The tumor suppressor gene wt-1 was isolated by cytogenetic deletion analysis of patients with Wilms' tumor (wt-1). This gene encodes for a zinc finger DNA-binding protein with transcription-repressing properties. During normal ontogenesis it is expressed in a time- and tissue-dependent manner mainly in the kidneys and gonads. Recently, the expression of wt-1 in acute leukemias (AL) was reported. Here we investigated the prognostic potential of wt-1 mRNA expression during the course of the disease using the PCR technique.


Blast cells from 83 patients with newly diagnosed AML and 20 AML patients during follow-up in complete remission were analyzed for wt-1 mRNA expression. Peripheral blood mononuclear cells (PBMNC) and bone marrow (BM) from healthy persons (n = 13) and sorted CD34-positive cells from normal donors (n = 4) were used as negative controls.

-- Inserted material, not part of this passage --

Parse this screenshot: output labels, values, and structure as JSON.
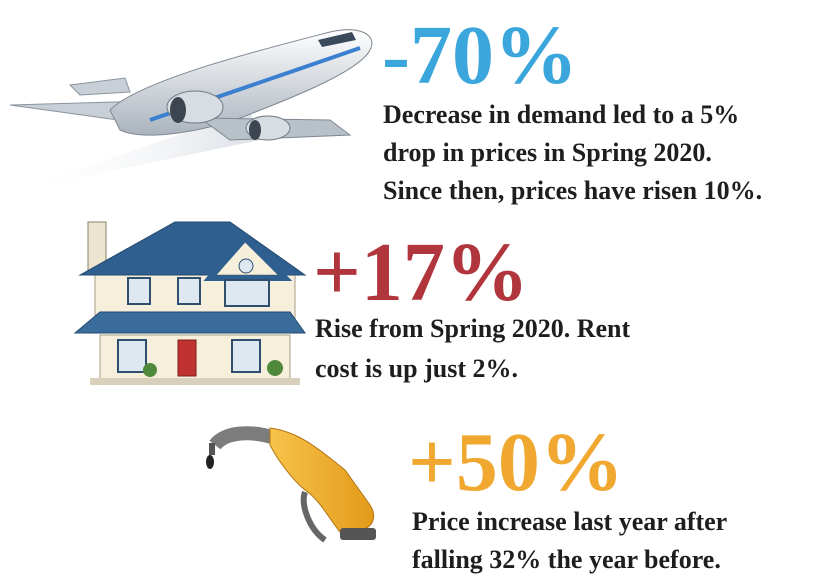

Wt-1-specific m-RNA was detectable in 67/83 (81%) patients with AML. Normal donors did not express wt-1 m-RNA but in 1/4 sorted CD34+ cell samples a weak amplified product was observed. After achieving cytological CR 14/20 studied patients lost wt-1 expression. In 7/8 patients in morphological CR the reappearance of wt-1 expression preceded relapse of the disease, in 1/8 patients wt-1 remained positive in CR. Response to therapy, disease-free survival, overall survival and FAB-subtype did not correlate with wt-1 m-RNA expression in newly diagnosed AML before therapy.


In the majority of acute leukemias wt-1 is expressed and probably blast cell-associated, at least in levels detectable by PCR. Wt-1 mRNA was detectable in bone marrow cells of AML patients in clinical CR. The results strongly suggest that the persistence or reappearance of wt-1 predicts relapse of the disease prior to morphological relapse.